Rep. Gene Green (D-Tex.) told The Hill that he plans to oppose the bills, which he said put the interests of insurers before those of people, but he appreciated the apparent change in strategy from the majority party.
"I've been asking for that for about six years," he says, regarding potential changes to the ACA. "Let's go back and fix it, because any bill Congress ever passed, typically we wait a year or two, see how it works, we go back in and fix the problems. We haven't had that opportunity because it's always just repeal."
And yet, the official GOP party line is still "repeal." But Speaker Paul Ryan is trying to make the repeal effort a more cerebral exercise. A task force of Republicans assembled by Ryan is expected to unveil a comprehensive repeal and replace plan later this month. If it's everything Ryan promises, it will amount to the first time GOP leadership has actually proposed a meaningful alternative to the ACA.

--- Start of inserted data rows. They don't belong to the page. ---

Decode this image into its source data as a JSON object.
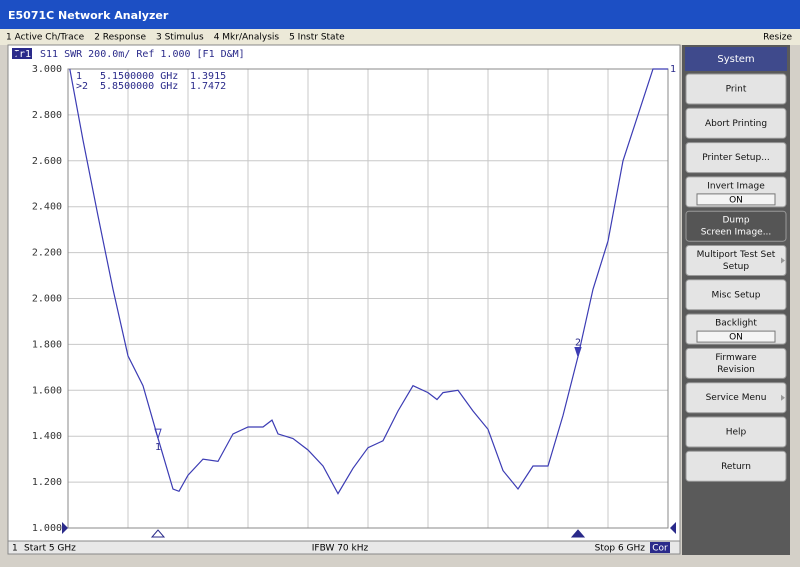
{
  "window": {
    "title": "E5071C Network Analyzer"
  },
  "menu": [
    "1 Active Ch/Trace",
    "2 Response",
    "3 Stimulus",
    "4 Mkr/Analysis",
    "5 Instr State"
  ],
  "menu_right": "Resize",
  "chart_data": {
    "type": "line",
    "trace_label": "Tr1",
    "title": "S11 SWR 200.0m/ Ref 1.000 [F1 D&M]",
    "color": "#3c3cb4",
    "grid": true,
    "ref_label": "1",
    "xlim": [
      5,
      6
    ],
    "xticks": [
      5,
      5.1,
      5.2,
      5.3,
      5.4,
      5.5,
      5.6,
      5.7,
      5.8,
      5.9,
      6
    ],
    "ylim": [
      1,
      3
    ],
    "yticks": [
      {
        "value": 1,
        "label": "1.000"
      },
      {
        "value": 1.2,
        "label": "1.200"
      },
      {
        "value": 1.4,
        "label": "1.400"
      },
      {
        "value": 1.6,
        "label": "1.600"
      },
      {
        "value": 1.8,
        "label": "1.800"
      },
      {
        "value": 2,
        "label": "2.000"
      },
      {
        "value": 2.2,
        "label": "2.200"
      },
      {
        "value": 2.4,
        "label": "2.400"
      },
      {
        "value": 2.6,
        "label": "2.600"
      },
      {
        "value": 2.8,
        "label": "2.800"
      },
      {
        "value": 3,
        "label": "3.000"
      }
    ],
    "x": [
      5.003,
      5.025,
      5.05,
      5.075,
      5.1,
      5.125,
      5.15,
      5.175,
      5.185,
      5.2,
      5.225,
      5.25,
      5.275,
      5.3,
      5.325,
      5.34,
      5.35,
      5.375,
      5.4,
      5.425,
      5.45,
      5.475,
      5.5,
      5.525,
      5.55,
      5.575,
      5.6,
      5.615,
      5.625,
      5.65,
      5.675,
      5.7,
      5.725,
      5.75,
      5.775,
      5.8,
      5.825,
      5.85,
      5.875,
      5.9,
      5.925,
      5.95,
      5.975,
      6
    ],
    "values": [
      3,
      2.69,
      2.36,
      2.04,
      1.75,
      1.62,
      1.3915,
      1.17,
      1.16,
      1.23,
      1.3,
      1.29,
      1.41,
      1.44,
      1.44,
      1.47,
      1.41,
      1.39,
      1.34,
      1.27,
      1.15,
      1.26,
      1.35,
      1.38,
      1.51,
      1.62,
      1.59,
      1.56,
      1.59,
      1.6,
      1.51,
      1.43,
      1.25,
      1.17,
      1.27,
      1.27,
      1.49,
      1.7472,
      2.04,
      2.25,
      2.6,
      2.8,
      3,
      3
    ],
    "markers": [
      {
        "id": "1",
        "readout_id": "1",
        "x": 5.15,
        "freq_label": "5.1500000 GHz",
        "value": 1.3915
      },
      {
        "id": "2",
        "readout_id": ">2",
        "x": 5.85,
        "freq_label": "5.8500000 GHz",
        "value": 1.7472
      }
    ]
  },
  "status": {
    "channel": "1",
    "start": "Start 5 GHz",
    "ifbw": "IFBW 70 kHz",
    "stop": "Stop 6 GHz",
    "cor": "Cor"
  },
  "softkeys": {
    "header": "System",
    "buttons": [
      {
        "lines": [
          "Print"
        ]
      },
      {
        "lines": [
          "Abort Printing"
        ]
      },
      {
        "lines": [
          "Printer Setup..."
        ]
      },
      {
        "lines": [
          "Invert Image"
        ],
        "state": "ON"
      },
      {
        "lines": [
          "Dump",
          "Screen Image..."
        ]
      },
      {
        "lines": [
          "Multiport Test Set",
          "Setup"
        ]
      },
      {
        "lines": [
          "Misc Setup"
        ]
      },
      {
        "lines": [
          "Backlight"
        ],
        "state": "ON"
      },
      {
        "lines": [
          "Firmware",
          "Revision"
        ]
      },
      {
        "lines": [
          "Service Menu"
        ]
      },
      {
        "lines": [
          "Help"
        ]
      },
      {
        "lines": [
          "Return"
        ]
      }
    ]
  }
}
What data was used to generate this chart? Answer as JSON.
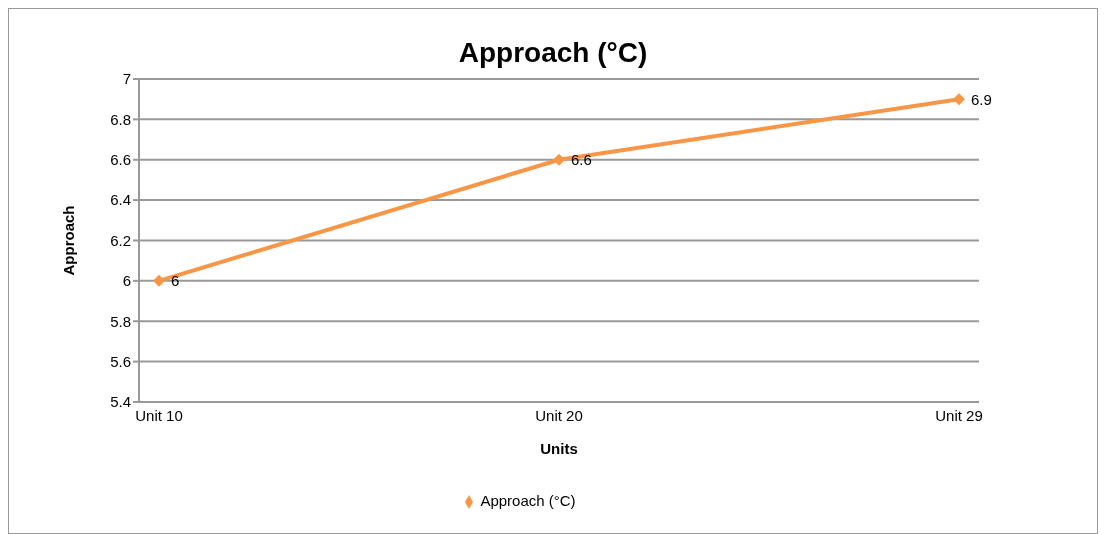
{
  "chart_data": {
    "type": "line",
    "title": "Approach (°C)",
    "xlabel": "Units",
    "ylabel": "Approach",
    "categories": [
      "Unit 10",
      "Unit 20",
      "Unit 29"
    ],
    "series": [
      {
        "name": "Approach (°C)",
        "color": "#f79646",
        "values": [
          6,
          6.6,
          6.9
        ]
      }
    ],
    "ylim": [
      5.4,
      7
    ],
    "yticks": [
      5.4,
      5.6,
      5.8,
      6,
      6.2,
      6.4,
      6.6,
      6.8,
      7
    ],
    "grid": "y",
    "legend": "bottom",
    "marker": "diamond",
    "data_labels": true
  }
}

In crafting a replacement for the ACA, Ryan and other Republicans must confront the fact that 24 million Americans have gained health coverage as a result of the law. Throwing those people off insurance would not only harm the individuals economically, but would likely embitter them against the GOP for the long term, something Ryan no doubt wants to avoid.
But while Republicans may be able to come up with a bill that anticipates the problems caused by repealing the ACA, it is nearly impossible for them to anticipate the response from Trump.
Ryan, who withheld an endorsement of his party's presumptive nominee for several weeks over professed concerns about Trump's commitment to party values, very likely asked the billionaire to align his positions on health care with those that Congressional Republicans will try to advance. But whether Trump will abide by Ryan's request — or even remember it — is anybody's guess.